144: Filer Information

144: Issuer Information

144: Securities Information



Furnish the following information with respect to the acquisition of the securities to be sold and with respect to the payment of all or any part of the purchase price or other consideration therefor:

144: Securities To Be Sold


* If the securities were purchased and full payment therefor was not made in cash at the time of purchase, explain in the table or in a note thereto the nature of the consideration given. If the consideration consisted of any note or other obligation, or if payment was made in installments describe the arrangement and state when the note or other obligation was discharged in full or the last installment paid.



Furnish the following information as to all securities of the issuer sold during the past 3 months by the person for whose account the securities are to be sold.

144: Securities Sold During The Past 3 Months

144: Remarks and Signature

FAQ

What does the Form 144 for Vistra Corp. (VST) disclose?

The filing discloses a proposed sale of 19,605 common shares valued at $3,818,705.55, acquired via option and planned for sale on 10/01/2025.

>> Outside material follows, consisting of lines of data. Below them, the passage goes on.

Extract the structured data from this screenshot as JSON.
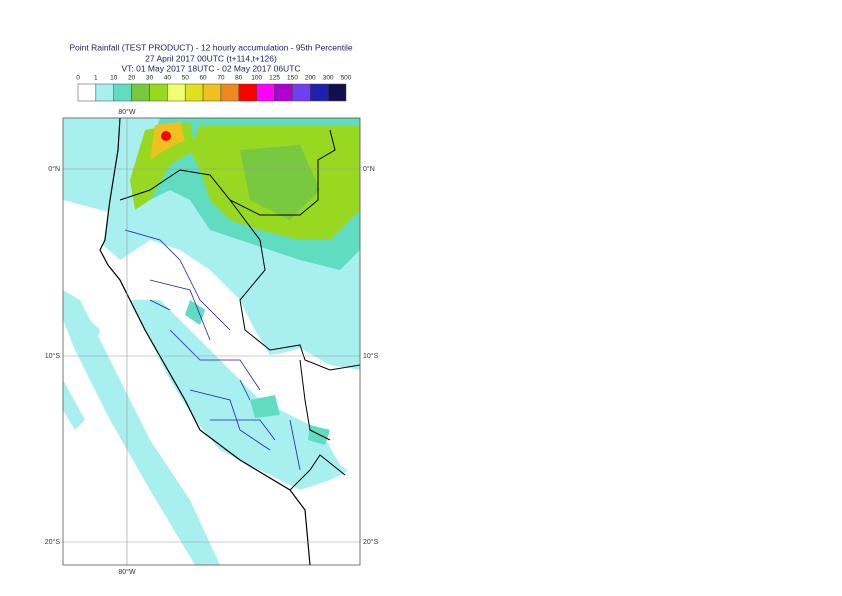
{
  "header": {
    "title": "Point Rainfall (TEST PRODUCT) - 12 hourly accumulation - 95th Percentile",
    "run": "27 April 2017 00UTC (t+114,t+126)",
    "valid": "VT: 01 May 2017 18UTC - 02 May 2017 06UTC"
  },
  "legend": {
    "ticks": [
      0,
      1,
      10,
      20,
      30,
      40,
      50,
      60,
      70,
      80,
      100,
      125,
      150,
      200,
      300,
      500
    ],
    "colors": [
      "#ffffff",
      "#a8f0f0",
      "#60dcc0",
      "#78c840",
      "#98d820",
      "#f0ff70",
      "#e0e020",
      "#f0c020",
      "#f08820",
      "#ff0000",
      "#ff00ff",
      "#b000d0",
      "#7040f0",
      "#2020b0",
      "#101050"
    ]
  },
  "map": {
    "lon_top": "80°W",
    "lon_bottom": "80°W",
    "lat_left": [
      "0°N",
      "10°S",
      "20°S"
    ],
    "lat_right": [
      "0°N",
      "10°S",
      "20°S"
    ]
  }
}
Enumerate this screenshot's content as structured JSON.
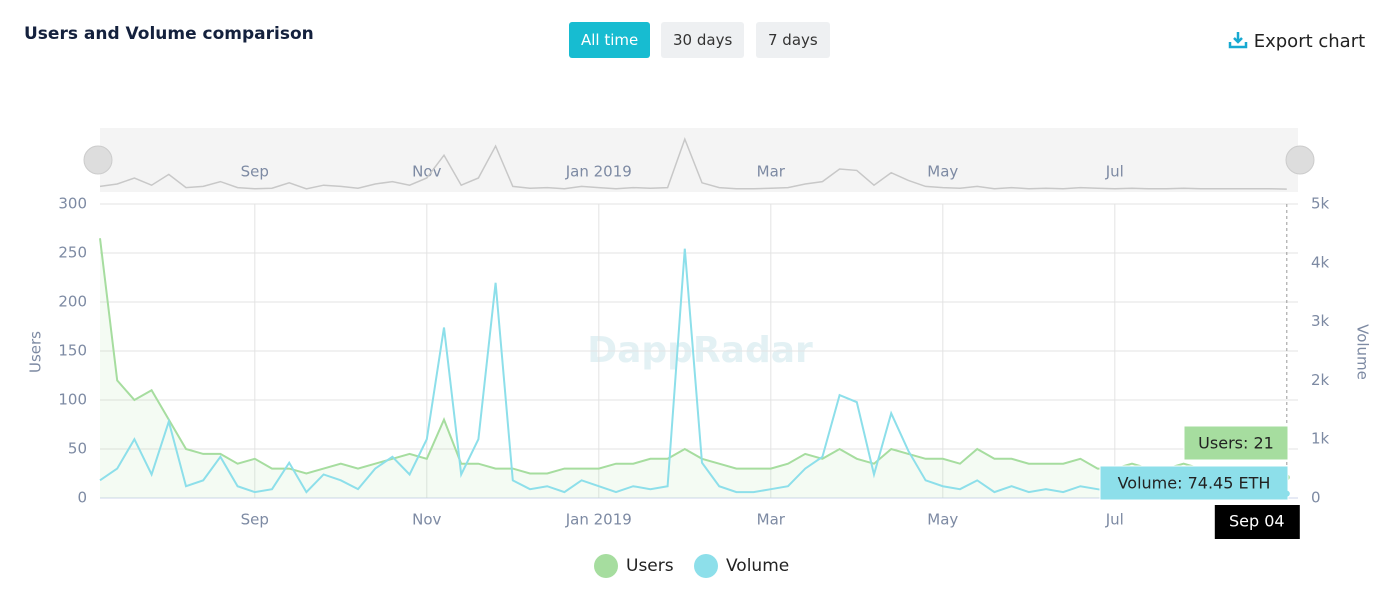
{
  "header": {
    "title": "Users and Volume comparison",
    "buttons": [
      "All time",
      "30 days",
      "7 days"
    ],
    "export": "Export chart"
  },
  "chart_data": {
    "type": "line",
    "watermark": "DappRadar",
    "y_label": "Users",
    "y2_label": "Volume",
    "categories": [
      null,
      null,
      null,
      null,
      null,
      null,
      null,
      null,
      null,
      "Sep",
      null,
      null,
      null,
      null,
      null,
      null,
      null,
      null,
      null,
      "Nov",
      null,
      null,
      null,
      null,
      null,
      null,
      null,
      null,
      null,
      "Jan 2019",
      null,
      null,
      null,
      null,
      null,
      null,
      null,
      null,
      null,
      "Mar",
      null,
      null,
      null,
      null,
      null,
      null,
      null,
      null,
      null,
      "May",
      null,
      null,
      null,
      null,
      null,
      null,
      null,
      null,
      null,
      "Jul",
      null,
      null,
      null,
      null,
      null,
      null,
      null,
      null,
      null,
      "Sep 04"
    ],
    "series": [
      {
        "name": "Users",
        "color": "#a6dd9f",
        "axis": "y",
        "values": [
          265,
          120,
          100,
          110,
          80,
          50,
          45,
          45,
          35,
          40,
          30,
          30,
          25,
          30,
          35,
          30,
          35,
          40,
          45,
          40,
          80,
          35,
          35,
          30,
          30,
          25,
          25,
          30,
          30,
          30,
          35,
          35,
          40,
          40,
          50,
          40,
          35,
          30,
          30,
          30,
          35,
          45,
          40,
          50,
          40,
          35,
          50,
          45,
          40,
          40,
          35,
          50,
          40,
          40,
          35,
          35,
          35,
          40,
          30,
          30,
          35,
          30,
          30,
          35,
          30,
          30,
          30,
          30,
          25,
          21
        ],
        "value_labels": [
          null,
          null,
          null,
          null,
          null,
          null,
          null,
          null,
          null,
          null,
          null,
          null,
          null,
          null,
          null,
          null,
          null,
          null,
          null,
          null,
          null,
          null,
          null,
          null,
          null,
          null,
          null,
          null,
          null,
          null,
          null,
          null,
          null,
          null,
          null,
          null,
          null,
          null,
          null,
          null,
          null,
          null,
          null,
          null,
          null,
          null,
          null,
          null,
          null,
          null,
          null,
          null,
          null,
          null,
          null,
          null,
          null,
          null,
          null,
          null,
          null,
          null,
          null,
          null,
          null,
          null,
          null,
          null,
          null,
          "Users: 21"
        ]
      },
      {
        "name": "Volume",
        "color": "#8ddfea",
        "axis": "y2",
        "values": [
          300,
          500,
          1000,
          400,
          1300,
          200,
          300,
          700,
          200,
          100,
          150,
          600,
          100,
          400,
          300,
          150,
          500,
          700,
          400,
          1000,
          2900,
          400,
          1000,
          3660,
          300,
          150,
          200,
          100,
          300,
          200,
          100,
          200,
          150,
          200,
          4240,
          600,
          200,
          100,
          100,
          150,
          200,
          500,
          700,
          1750,
          1630,
          400,
          1440,
          800,
          300,
          200,
          150,
          300,
          100,
          200,
          100,
          150,
          100,
          200,
          150,
          100,
          150,
          100,
          100,
          150,
          100,
          100,
          100,
          100,
          100,
          74.45
        ],
        "value_labels": [
          null,
          null,
          null,
          null,
          null,
          null,
          null,
          null,
          null,
          null,
          null,
          null,
          null,
          null,
          null,
          null,
          null,
          null,
          null,
          null,
          null,
          null,
          null,
          null,
          null,
          null,
          null,
          null,
          null,
          null,
          null,
          null,
          null,
          null,
          null,
          null,
          null,
          null,
          null,
          null,
          null,
          null,
          null,
          null,
          null,
          null,
          null,
          null,
          null,
          null,
          null,
          null,
          null,
          null,
          null,
          null,
          null,
          null,
          null,
          null,
          null,
          null,
          null,
          null,
          null,
          null,
          null,
          null,
          null,
          "Volume: 74.45 ETH"
        ]
      }
    ],
    "ylim": [
      0,
      300
    ],
    "yticks": [
      0,
      50,
      100,
      150,
      200,
      250,
      300
    ],
    "y2lim": [
      0,
      5000
    ],
    "y2ticks": [
      0,
      {
        "value": 1000,
        "label": "1k"
      },
      {
        "value": 2000,
        "label": "2k"
      },
      {
        "value": 3000,
        "label": "3k"
      },
      {
        "value": 4000,
        "label": "4k"
      },
      {
        "value": 5000,
        "label": "5k"
      }
    ],
    "grid": true,
    "legend": "bottom"
  }
}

How were the 19,605 Vistra shares acquired?

The shares are reported as resulting from an option granted on 04/09/2018, with the acquisition date listed as 10/01/2025.

Were there prior sales by the same person before this Form 144?

Yes. The filing lists multiple open-market sales in September 2025 totaling approximately 338,669 common shares with stated gross proceeds for each trade.

What is the size of the planned sale relative to outstanding shares?

The proposed 19,605-share sale is a very small fraction of the reported 338,820,324 outstanding shares, representing a negligible percentage of the total.

Does the filer assert possession of undisclosed material information?

No. The filer signs the standard attestation stating they do not know any material adverse information not publicly disclosed.